Seattle’s concerns proved valid, as subsequent tests weeks later revealed a fracture and not a sprain for Adams.
Over the next several hours Seattle asked the Yankees to replace Adams. The Yankees offered touted righty Adam Warren. The Mariners said either Nova or Nunez must be the replacement, which was their initial position a week earlier. Cashman refused, stating the Yankees would not yield significantly more to get Lee for half a season than Philadelphia had given Cleveland to obtain Lee for a season and a half or Seattle had given Philadelphia to get Lee for a season.
Also, the Yankees came to believe Seattle had not shut down conversations with Texas. There are no written rules, but general protocol is that once a deal in principle is reached, then the trading teams go silent with other clubs.
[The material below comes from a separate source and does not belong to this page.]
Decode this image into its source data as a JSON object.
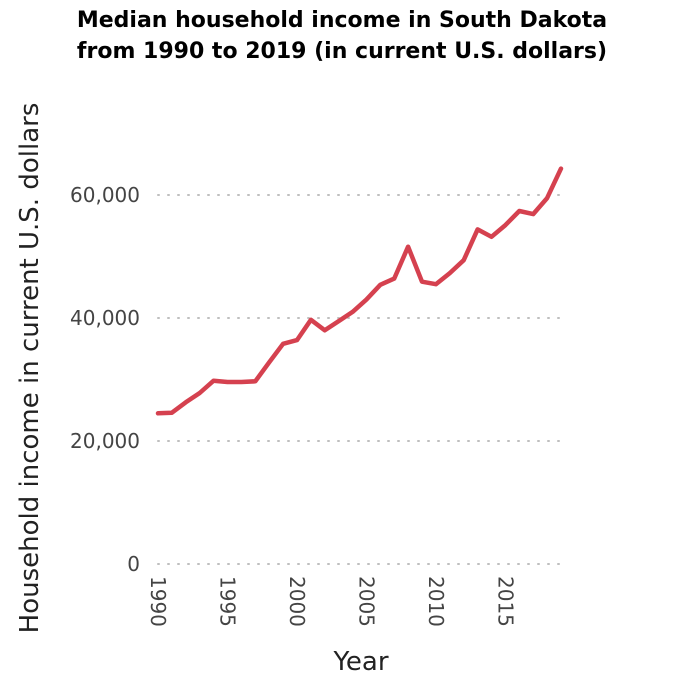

Yankee fans spent the day waiting for the trade to become official on the 9th, and it never did. Now, instead of pitching Game 2 of the ALCS for the Yankees, Lee will face them in Game 3 on Monday night in the Bronx. “So be it,” Cashman said. “If you want to be the best, you have to beat the best. We will find out in who has the best team. I have no regrets. I am comfortable with not [completing the trade]. In time we will learn if that was the right thing to do.”
In his 3UP post today, Sherman discussed Lee at length and compared it to the Johan Santana situation. A few years ago, we lobbied hard against a trade that would have sent Phil Hughes along with at least Ian Kennedy and one or two other pieces to the Twins for Johan Santana, but this time around, I was more comfortable with the Lee trade. I can’t speak for Joe or Mike here, but I worried about the Yanks’ blown opportunity. I worried about Lee’s future with another team, and I worried that Jesus Montero might just be a little bit overhyped. After all, even though the magazine ranked him the fourth-best International League prospect this year, Baseball America says his defense is highly suspect. If Montero is only a bat but not a catcher, his future value declines.
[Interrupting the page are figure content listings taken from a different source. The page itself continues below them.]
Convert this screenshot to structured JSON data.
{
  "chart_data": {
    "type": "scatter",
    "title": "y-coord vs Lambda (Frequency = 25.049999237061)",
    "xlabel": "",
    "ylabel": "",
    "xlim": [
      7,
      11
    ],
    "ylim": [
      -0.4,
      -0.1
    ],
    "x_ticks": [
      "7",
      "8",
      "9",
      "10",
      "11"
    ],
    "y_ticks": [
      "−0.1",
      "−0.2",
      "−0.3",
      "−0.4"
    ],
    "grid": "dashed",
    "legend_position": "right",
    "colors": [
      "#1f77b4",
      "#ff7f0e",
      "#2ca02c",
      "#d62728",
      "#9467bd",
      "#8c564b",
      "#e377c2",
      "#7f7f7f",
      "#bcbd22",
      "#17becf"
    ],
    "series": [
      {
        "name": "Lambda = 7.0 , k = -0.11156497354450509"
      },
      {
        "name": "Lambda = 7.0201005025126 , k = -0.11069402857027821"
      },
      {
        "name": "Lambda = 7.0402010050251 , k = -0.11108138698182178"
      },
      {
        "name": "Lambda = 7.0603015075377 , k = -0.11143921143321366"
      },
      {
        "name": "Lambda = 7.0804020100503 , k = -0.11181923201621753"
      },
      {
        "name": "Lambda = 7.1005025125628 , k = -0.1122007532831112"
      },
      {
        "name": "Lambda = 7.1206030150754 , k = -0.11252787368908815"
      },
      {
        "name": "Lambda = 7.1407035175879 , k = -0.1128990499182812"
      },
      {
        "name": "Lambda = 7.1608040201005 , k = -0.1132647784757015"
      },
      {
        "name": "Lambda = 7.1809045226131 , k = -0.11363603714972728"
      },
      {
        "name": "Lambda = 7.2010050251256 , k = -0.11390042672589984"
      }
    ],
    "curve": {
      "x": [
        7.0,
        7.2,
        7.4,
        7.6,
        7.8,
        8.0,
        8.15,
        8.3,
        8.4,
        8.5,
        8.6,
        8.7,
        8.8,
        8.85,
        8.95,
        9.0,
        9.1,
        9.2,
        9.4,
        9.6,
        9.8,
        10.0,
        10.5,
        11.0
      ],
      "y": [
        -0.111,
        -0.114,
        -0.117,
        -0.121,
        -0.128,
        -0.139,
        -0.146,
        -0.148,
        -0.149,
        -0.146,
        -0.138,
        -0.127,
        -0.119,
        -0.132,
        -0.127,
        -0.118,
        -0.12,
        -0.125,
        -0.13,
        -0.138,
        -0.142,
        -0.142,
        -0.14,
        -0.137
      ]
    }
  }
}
Of course, the Yankees have a plan, and they’re going to stick to it. Brian Cashman knows that, as Tyler Kepner noted, when it comes to free agency, the Yanks get their guy. They got Mike Mussina and Jason Giambi, Hideki Matsui and Johnny Damon, CC Sabathia and Mark Teixeira. To the Yankees, money isn’t an obstacle, and if the only thing that separates them from Cliff Lee is two weeks of the playoffs and a $110-million contract, so be it.
Still, even though Lee won’t take the mound for another four days, his presence looms over this ALCS. He is Texas’ savior, an ace they haven’t had in decades, if ever, and he’s the almost-was for the Yankees. Nearly a member of the team in July, Cliff Lee will once again try to stop the Yankees from winning a World Series for what hopefully will be the last time before he joins them.